Ingrid watched him curiously from the opposite side of the clearing. He rejoined her and handed over his Beretta. “Is a shot of that length in your repertoire?”
Frowning, she dropped her handbag to the damp earth and brought the weapon to eye level with a textbook two-handed grip. She fired a single shot. It caught the upper-right corner of the index card.
“Not bad,” said Gabriel. “But this isn’t target practice. You’re trying to kill the man standing on the other side of the clearing.”
“It’s a tree, not a man.”
“Never squeeze the trigger only once. Always twice. No hesitation, no delay. Tap-tap.”
She did as she was told. Both shots missed the tree entirely.
“Try again.”
This time both shots struck the tree, but neither found the index card.
“One more time. Tap-tap.”
She raised the weapon to eye level and squeezed the trigger twice. Both shots pierced the index card.

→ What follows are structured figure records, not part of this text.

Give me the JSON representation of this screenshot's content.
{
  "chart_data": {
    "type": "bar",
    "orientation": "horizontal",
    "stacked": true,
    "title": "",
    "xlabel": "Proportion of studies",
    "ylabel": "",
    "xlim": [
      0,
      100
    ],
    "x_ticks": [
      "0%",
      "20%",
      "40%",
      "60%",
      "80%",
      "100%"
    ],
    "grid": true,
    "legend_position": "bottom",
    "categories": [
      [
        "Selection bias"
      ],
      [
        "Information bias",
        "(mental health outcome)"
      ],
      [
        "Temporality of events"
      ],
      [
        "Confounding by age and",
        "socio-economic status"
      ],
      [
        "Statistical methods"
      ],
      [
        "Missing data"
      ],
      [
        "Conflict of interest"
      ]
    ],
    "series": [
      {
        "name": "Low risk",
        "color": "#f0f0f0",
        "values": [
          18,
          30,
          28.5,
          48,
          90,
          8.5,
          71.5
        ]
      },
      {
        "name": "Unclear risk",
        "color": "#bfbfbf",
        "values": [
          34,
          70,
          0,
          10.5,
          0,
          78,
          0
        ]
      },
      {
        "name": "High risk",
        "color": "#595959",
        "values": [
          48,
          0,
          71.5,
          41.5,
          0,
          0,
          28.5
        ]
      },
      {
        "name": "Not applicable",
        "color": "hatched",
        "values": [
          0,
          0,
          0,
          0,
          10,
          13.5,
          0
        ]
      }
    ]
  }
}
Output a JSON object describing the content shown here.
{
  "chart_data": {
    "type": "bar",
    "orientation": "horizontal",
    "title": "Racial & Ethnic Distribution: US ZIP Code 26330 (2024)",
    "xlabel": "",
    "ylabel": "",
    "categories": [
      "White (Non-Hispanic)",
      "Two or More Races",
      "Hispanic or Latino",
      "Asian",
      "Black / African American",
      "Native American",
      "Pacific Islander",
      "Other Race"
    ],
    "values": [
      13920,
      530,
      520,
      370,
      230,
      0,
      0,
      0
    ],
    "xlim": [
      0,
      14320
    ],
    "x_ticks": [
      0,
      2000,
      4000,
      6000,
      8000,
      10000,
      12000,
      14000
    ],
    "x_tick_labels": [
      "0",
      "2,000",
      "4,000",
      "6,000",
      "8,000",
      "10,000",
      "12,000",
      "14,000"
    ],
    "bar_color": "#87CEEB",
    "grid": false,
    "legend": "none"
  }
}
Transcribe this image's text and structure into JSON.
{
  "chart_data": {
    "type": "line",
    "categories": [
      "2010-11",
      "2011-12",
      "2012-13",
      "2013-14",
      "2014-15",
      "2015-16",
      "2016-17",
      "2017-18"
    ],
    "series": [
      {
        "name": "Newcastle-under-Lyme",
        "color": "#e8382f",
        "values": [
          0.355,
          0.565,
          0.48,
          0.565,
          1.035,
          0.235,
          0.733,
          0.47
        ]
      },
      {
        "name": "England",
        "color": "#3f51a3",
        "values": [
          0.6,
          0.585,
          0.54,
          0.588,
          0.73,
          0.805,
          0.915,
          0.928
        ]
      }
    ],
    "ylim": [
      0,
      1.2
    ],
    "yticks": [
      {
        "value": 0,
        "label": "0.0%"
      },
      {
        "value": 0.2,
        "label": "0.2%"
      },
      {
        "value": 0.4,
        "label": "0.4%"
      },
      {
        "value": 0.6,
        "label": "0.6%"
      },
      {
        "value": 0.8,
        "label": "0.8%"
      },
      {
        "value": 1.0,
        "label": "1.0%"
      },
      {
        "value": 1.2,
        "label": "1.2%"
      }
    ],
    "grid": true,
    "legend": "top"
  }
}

“Much better.” Gabriel drew an unloaded Jericho .45-caliber pistol from the small of his back and placed the barrel against Ingrid’s right temple. “Try it now.”
Both shots struck the index card.
Gabriel lowered the Jericho. “Very impressive.”
“Your turn, Mr. Allon.”
“I shouldn’t think such a demonstration is necessary.”
“The index card is a bit smaller than a man on a motorbike.”
“But the man on the motorbike was moving. The little blue card is just sitting there.”
“It sounds to me as though you’re afraid you might miss.”
He sighed. “The Beretta or the Jericho?”
“Competitor’s choice.”
He handed Ingrid the unloaded Jericho and rammed a fresh fifteen-round magazine into the Beretta. “Which quadrant of the index card would you like me to hit?”
“How about all four?”
Gabriel’s arm swung up, and four shots rang out.
“My God,” whispered Ingrid.
He fired the last round directly into the pushpin, and the index card fell to the earth.
“That was—”
“A parlor trick,” he said, cutting her off. “Like your ability to steal someone’s wristwatch without them knowing it. The problem is, the real world isn’t like a shooting range. It looks something like this.”